Encyclopedie van Friesland

Prof. Dr. J.H. Brouwer (1958)

Gepubliceerd op 22-01-2020

VAARWEGEN

betekenis & definitie

Frl. beschikt vanouds over een uitgebreid net van F., maar tot na W.O. n konden geen grote schepen in de prov. varen. In 1951 zijn echter twee belangrijke grootscheeps-V. geopend: het Prinses-Margrietkanaal van Groningen via Strobos, Fonejacht, Terhorne en Spannenburg naar Lemmer (Prinses-Margrietsluizen) en het Van Harinxmakanaal van Fonejacht via Lwd. en Franeker naar Harlingen.

Deze zijn geschikt voor schepen tot ca. 1350 t, de zgn. Rijn-Hemeschepen. De kanalen zijn zowel regionaal als interregionaal van belang. Zij vormen de ruggegraat voor de —> binnenscheepvaart in N.-Nederland. De vaarweg Groningen-Lemmer is de primaire route voor het vervoer te water tussen N.-Nederland en de rest van Nederland; ook wordt verkeer via Delfzijl aangetrokken tussen N.-Duitsland en de Rijn met zijn zijtakken. De vaarweg via Harlingen geeft verbinding tussen de Fr. zeehaven en het achterland, maar ook een mogelijkheid om via de Waddenzee en het Noordhollands Kanaal het westen des lands te bereiken. Deze route is ’s winters eerder ijsvrij dan die via Lemmer en het IJselmeer.

Door deze kanalen kunnen grotere schepen in Frl. komen; de vroeger gebruikelijke overslag in kleinere schepen, vooral in Lemmer, behoort bijna tot het verleden. Thans komen coasters rechtstreeks hun ladingen (vnl. hout) bij de ontvangers in Frl. brengen, zie Houtverwerkende industrie.

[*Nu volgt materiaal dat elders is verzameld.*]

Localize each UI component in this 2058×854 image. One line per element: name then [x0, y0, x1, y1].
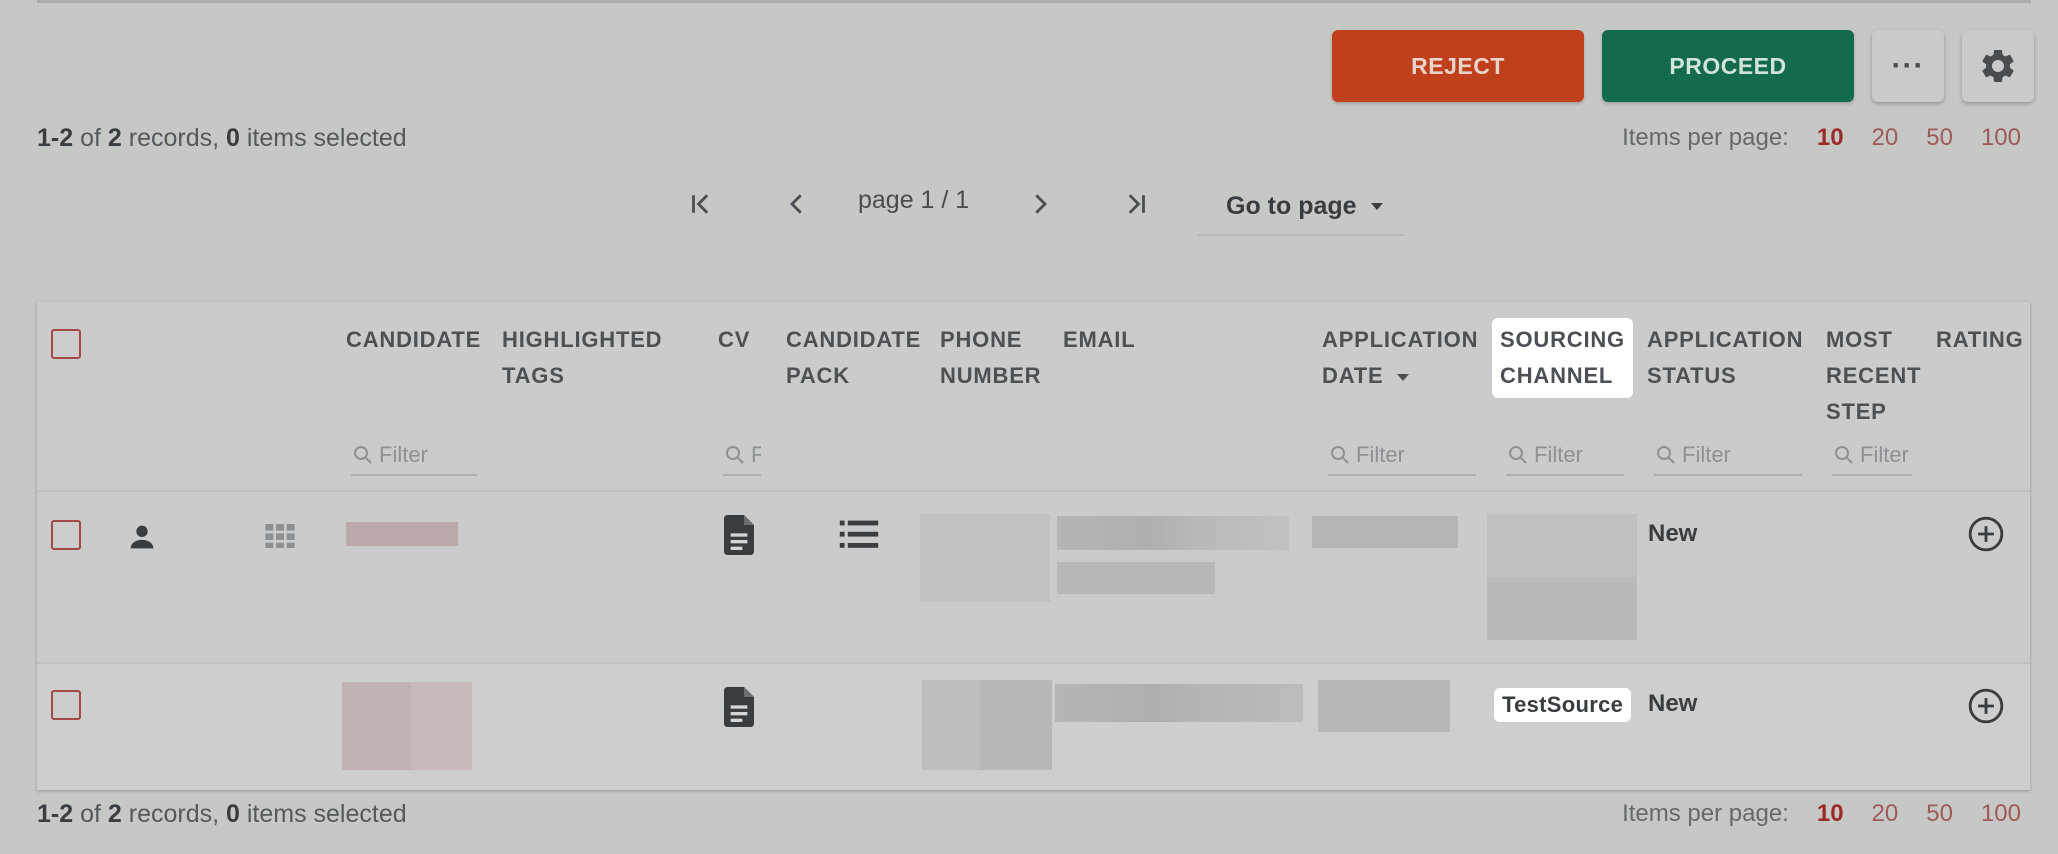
candidate-name-redacted[interactable]: [346, 522, 458, 546]
page-indicator: page 1 / 1: [858, 186, 970, 214]
col-header-rating[interactable]: RATING: [1936, 322, 2024, 358]
col-header-candidate-pack[interactable]: CANDIDATE PACK: [786, 322, 921, 394]
col-header-cv[interactable]: CV: [718, 322, 750, 358]
search-icon: [1331, 446, 1349, 464]
gear-icon: [1982, 49, 2014, 82]
application-date-filter-input[interactable]: Filter: [1328, 436, 1476, 476]
document-icon[interactable]: [722, 514, 756, 556]
prev-page-button[interactable]: [777, 184, 817, 224]
email-redacted: [1055, 684, 1303, 722]
col-header-application-status[interactable]: APPLICATION STATUS: [1647, 322, 1803, 394]
col-header-most-recent-step[interactable]: MOST RECENT STEP: [1826, 322, 1921, 430]
col-header-phone-number[interactable]: PHONE NUMBER: [940, 322, 1041, 394]
first-page-icon: [692, 194, 709, 214]
chevron-left-icon: [790, 194, 802, 214]
cv-filter-input[interactable]: Filter: [723, 436, 761, 476]
first-page-button[interactable]: [681, 184, 721, 224]
header-divider: [37, 490, 2030, 492]
go-to-page-label: Go to page: [1226, 191, 1357, 220]
ipp-option-50[interactable]: 50: [1926, 124, 1953, 152]
ipp-option-50[interactable]: 50: [1926, 800, 1953, 828]
items-per-page-label: Items per page:: [1622, 800, 1789, 827]
chevron-right-icon: [1035, 194, 1047, 214]
sourcing-channel-filter-input[interactable]: Filter: [1506, 436, 1624, 476]
add-circle-icon[interactable]: [1966, 514, 2006, 554]
phone-redacted: [922, 680, 1052, 770]
top-divider: [37, 0, 2031, 3]
row-2-status: New: [1648, 690, 1698, 717]
search-icon: [354, 446, 372, 464]
col-header-application-date[interactable]: APPLICATION DATE: [1322, 322, 1478, 394]
candidate-name-redacted[interactable]: [342, 682, 472, 770]
search-icon: [726, 446, 744, 464]
more-options-button[interactable]: ···: [1872, 30, 1944, 102]
ipp-option-20[interactable]: 20: [1872, 124, 1899, 152]
records-summary-top: 1-2 of 2 records, 0 items selected: [37, 124, 407, 152]
candidate-filter-input[interactable]: Filter: [351, 436, 477, 476]
col-header-sourcing-channel[interactable]: SOURCING CHANNEL: [1492, 318, 1633, 398]
items-per-page-label: Items per page:: [1622, 124, 1789, 151]
phone-redacted: [920, 514, 1050, 602]
settings-button[interactable]: [1962, 30, 2034, 102]
grid-icon[interactable]: [264, 522, 296, 550]
sourcing-redacted: [1487, 514, 1637, 640]
ipp-option-100[interactable]: 100: [1981, 124, 2021, 152]
search-icon: [1835, 446, 1853, 464]
select-all-checkbox[interactable]: [51, 329, 81, 359]
reject-button[interactable]: REJECT: [1332, 30, 1584, 102]
go-to-page-dropdown[interactable]: Go to page: [1198, 178, 1404, 236]
row-2-sourcing-channel: TestSource: [1494, 688, 1632, 722]
row-1-checkbox[interactable]: [51, 520, 81, 550]
ipp-option-10[interactable]: 10: [1817, 124, 1844, 152]
more-horizontal-icon: ···: [1891, 49, 1925, 82]
next-page-button[interactable]: [1020, 184, 1060, 224]
last-page-icon: [1128, 194, 1145, 214]
row-divider: [37, 662, 2030, 664]
proceed-button[interactable]: PROCEED: [1602, 30, 1854, 102]
ipp-option-100[interactable]: 100: [1981, 800, 2021, 828]
email-redacted: [1057, 516, 1289, 550]
search-icon: [1509, 446, 1527, 464]
date-redacted: [1312, 516, 1458, 548]
most-recent-step-filter-input[interactable]: Filter: [1832, 436, 1912, 476]
row-2-checkbox[interactable]: [51, 690, 81, 720]
row-1-status: New: [1648, 520, 1698, 547]
ipp-option-20[interactable]: 20: [1872, 800, 1899, 828]
sort-desc-icon: [1397, 373, 1410, 381]
application-status-filter-input[interactable]: Filter: [1654, 436, 1802, 476]
col-header-candidate[interactable]: CANDIDATE: [346, 322, 481, 358]
records-summary-bottom: 1-2 of 2 records, 0 items selected: [37, 800, 407, 828]
search-icon: [1657, 446, 1675, 464]
email-redacted-2: [1057, 562, 1215, 594]
chevron-down-icon: [1370, 202, 1383, 210]
ipp-option-10[interactable]: 10: [1817, 800, 1844, 828]
col-header-highlighted-tags[interactable]: HIGHLIGHTED TAGS: [502, 322, 662, 394]
document-icon[interactable]: [722, 686, 756, 728]
list-icon[interactable]: [838, 518, 880, 552]
add-circle-icon[interactable]: [1966, 686, 2006, 726]
items-per-page-top: Items per page: 10 20 50 100: [1622, 124, 2021, 152]
col-header-email[interactable]: EMAIL: [1063, 322, 1135, 358]
last-page-button[interactable]: [1116, 184, 1156, 224]
person-icon[interactable]: [125, 520, 159, 554]
items-per-page-bottom: Items per page: 10 20 50 100: [1622, 800, 2021, 828]
date-redacted: [1318, 680, 1450, 732]
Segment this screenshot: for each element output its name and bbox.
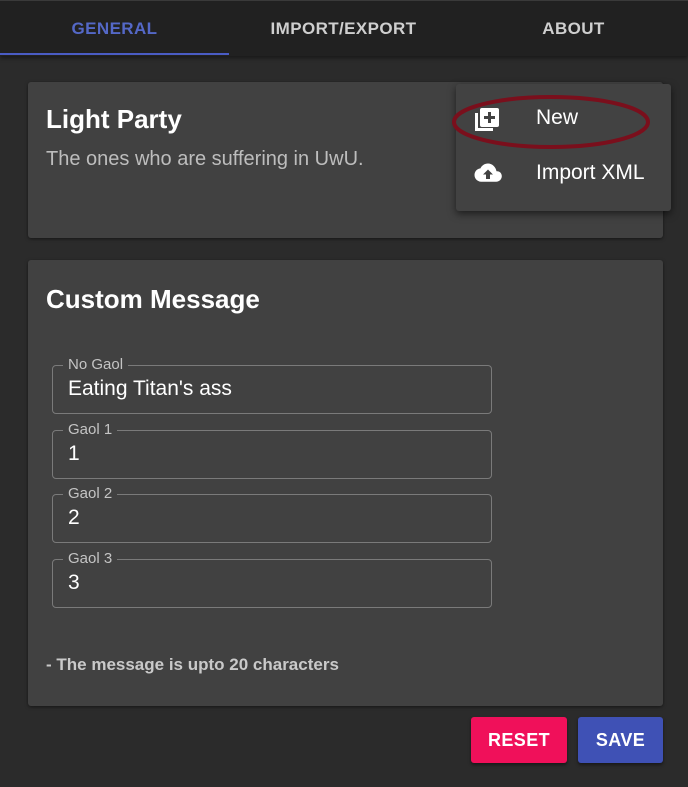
gaol-1-field[interactable]: Gaol 1 1 [52, 421, 492, 479]
tab-general[interactable]: GENERAL [0, 1, 229, 56]
no-gaol-field[interactable]: No Gaol Eating Titan's ass [52, 356, 492, 414]
add-box-icon [474, 108, 500, 132]
menu-item-label: New [536, 106, 579, 129]
app: GENERAL IMPORT/EXPORT ABOUT Light Party … [0, 0, 688, 787]
tab-import-export[interactable]: IMPORT/EXPORT [229, 1, 458, 56]
field-label: Gaol 2 [63, 485, 118, 503]
custom-message-title: Custom Message [46, 284, 260, 314]
gaol-2-field[interactable]: Gaol 2 2 [52, 485, 492, 543]
tab-indicator [0, 53, 229, 55]
field-value[interactable]: Eating Titan's ass [68, 377, 232, 401]
tab-about[interactable]: ABOUT [459, 1, 688, 56]
party-title: Light Party [46, 104, 182, 134]
character-limit-hint: - The message is upto 20 characters [46, 655, 339, 674]
menu-item-new[interactable]: New [456, 92, 671, 147]
field-label: No Gaol [63, 356, 129, 374]
field-value[interactable]: 2 [68, 506, 80, 530]
custom-message-card: Custom Message No Gaol Eating Titan's as… [28, 260, 663, 706]
field-value[interactable]: 3 [68, 571, 80, 595]
field-label: Gaol 3 [63, 550, 118, 568]
tab-bar: GENERAL IMPORT/EXPORT ABOUT [0, 0, 688, 56]
field-value[interactable]: 1 [68, 442, 80, 466]
cloud-upload-icon [474, 163, 502, 187]
party-menu: New Import XML [456, 84, 671, 211]
menu-item-import-xml[interactable]: Import XML [456, 147, 671, 202]
save-button[interactable]: SAVE [578, 717, 663, 763]
field-label: Gaol 1 [63, 421, 118, 439]
reset-button[interactable]: RESET [471, 717, 567, 763]
menu-item-label: Import XML [536, 161, 645, 184]
party-description: The ones who are suffering in UwU. [46, 148, 364, 170]
gaol-3-field[interactable]: Gaol 3 3 [52, 550, 492, 608]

In uitvoering is een zijtak naar Drachten; een zijtak naar Heerenveen is in studie. Van veel minder belang dan bovengenoemde kanalen zijn de F. via Staveren, via Dokkum en Dokkumer Nieuwe Zijlen en die via de Driewegsluis naar N.-Overijsel. De overige F. nemen in betekenis af, ook door de concurrentie van het wegvervoer. zie Binnenscheepvaart, Binnenvloot, Coasterbouw, Kustvaart.